The co-culture model implements combination of vasculogenesis with existing muscle band formation methods. First, microfluidic chips are manufactured in the form of two pillars in the center to allow the muscle force generation measurement. Skeletal muscle cells (C2C12) are mixed in the hydrogel (collagen gel mixed with Matrigel), seeded, and the muscle band is formed through gel contraction. Afterwards, blood vessels are formed around the muscles through vasculogenesis via double seeding method which re-seeds human umbilical vascular endothelial cells (HUVEC) by mixing them in the gel (fibrin gel mixed with Matrigel) into the area where muscle band is formed.

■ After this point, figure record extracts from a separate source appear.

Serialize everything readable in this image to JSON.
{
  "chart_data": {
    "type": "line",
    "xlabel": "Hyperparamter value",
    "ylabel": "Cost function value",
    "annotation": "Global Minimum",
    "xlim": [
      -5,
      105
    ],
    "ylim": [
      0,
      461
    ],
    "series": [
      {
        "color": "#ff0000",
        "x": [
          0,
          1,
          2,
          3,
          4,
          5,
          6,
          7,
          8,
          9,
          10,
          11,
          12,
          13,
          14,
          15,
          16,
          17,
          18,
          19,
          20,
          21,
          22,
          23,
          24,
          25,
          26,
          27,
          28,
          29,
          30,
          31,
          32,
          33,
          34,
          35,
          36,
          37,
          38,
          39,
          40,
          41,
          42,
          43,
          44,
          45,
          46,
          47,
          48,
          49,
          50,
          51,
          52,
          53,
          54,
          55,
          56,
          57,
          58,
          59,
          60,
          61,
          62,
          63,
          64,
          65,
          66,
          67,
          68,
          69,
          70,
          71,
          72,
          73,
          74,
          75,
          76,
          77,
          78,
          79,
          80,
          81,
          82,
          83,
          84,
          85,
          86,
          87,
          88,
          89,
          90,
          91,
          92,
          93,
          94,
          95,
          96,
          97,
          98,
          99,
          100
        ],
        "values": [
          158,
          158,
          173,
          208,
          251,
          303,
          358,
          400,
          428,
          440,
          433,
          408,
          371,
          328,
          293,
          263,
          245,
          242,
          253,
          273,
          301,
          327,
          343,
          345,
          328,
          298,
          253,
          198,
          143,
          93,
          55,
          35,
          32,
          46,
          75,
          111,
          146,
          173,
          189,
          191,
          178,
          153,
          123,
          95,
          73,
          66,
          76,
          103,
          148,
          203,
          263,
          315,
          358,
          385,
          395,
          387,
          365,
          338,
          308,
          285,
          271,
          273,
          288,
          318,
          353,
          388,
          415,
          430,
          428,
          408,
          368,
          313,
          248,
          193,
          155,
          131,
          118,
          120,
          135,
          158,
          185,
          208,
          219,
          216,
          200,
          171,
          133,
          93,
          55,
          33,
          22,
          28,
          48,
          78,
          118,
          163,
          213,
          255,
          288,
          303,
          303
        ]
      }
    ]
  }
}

In order to improve the existing muscle band production method, stable muscle band production conditions were found by changing experimental conditions such as gel composition and cell density. And to reduce the contraction effect of fibrin gel when seeding HUVEC cells after muscle seeding, Matrigel was mixed with existing gel, and it was verified that vasculogenesis can occur under the specified conditions. Finally, by forming a muscle band with gel contraction during the seven-day culture period after the seeding of muscle cells and double-seeding HUVECs, the muscle & vascular model was created in which capillaries spread and distributed around the muscle band.

In this work, we implemented a muscle and vasculature co-culture model on a microfluidic chip with blood vessels spread around the muscle through the formation of stable muscle bands and double seeding methods. Drug treatment or physical stress can be applied to muscle or blood vessels to simulate diseases in the muscle and vascular model, and drug screening into muscles through blood vessels will be possible when developing drugs for treatment in muscle disease research.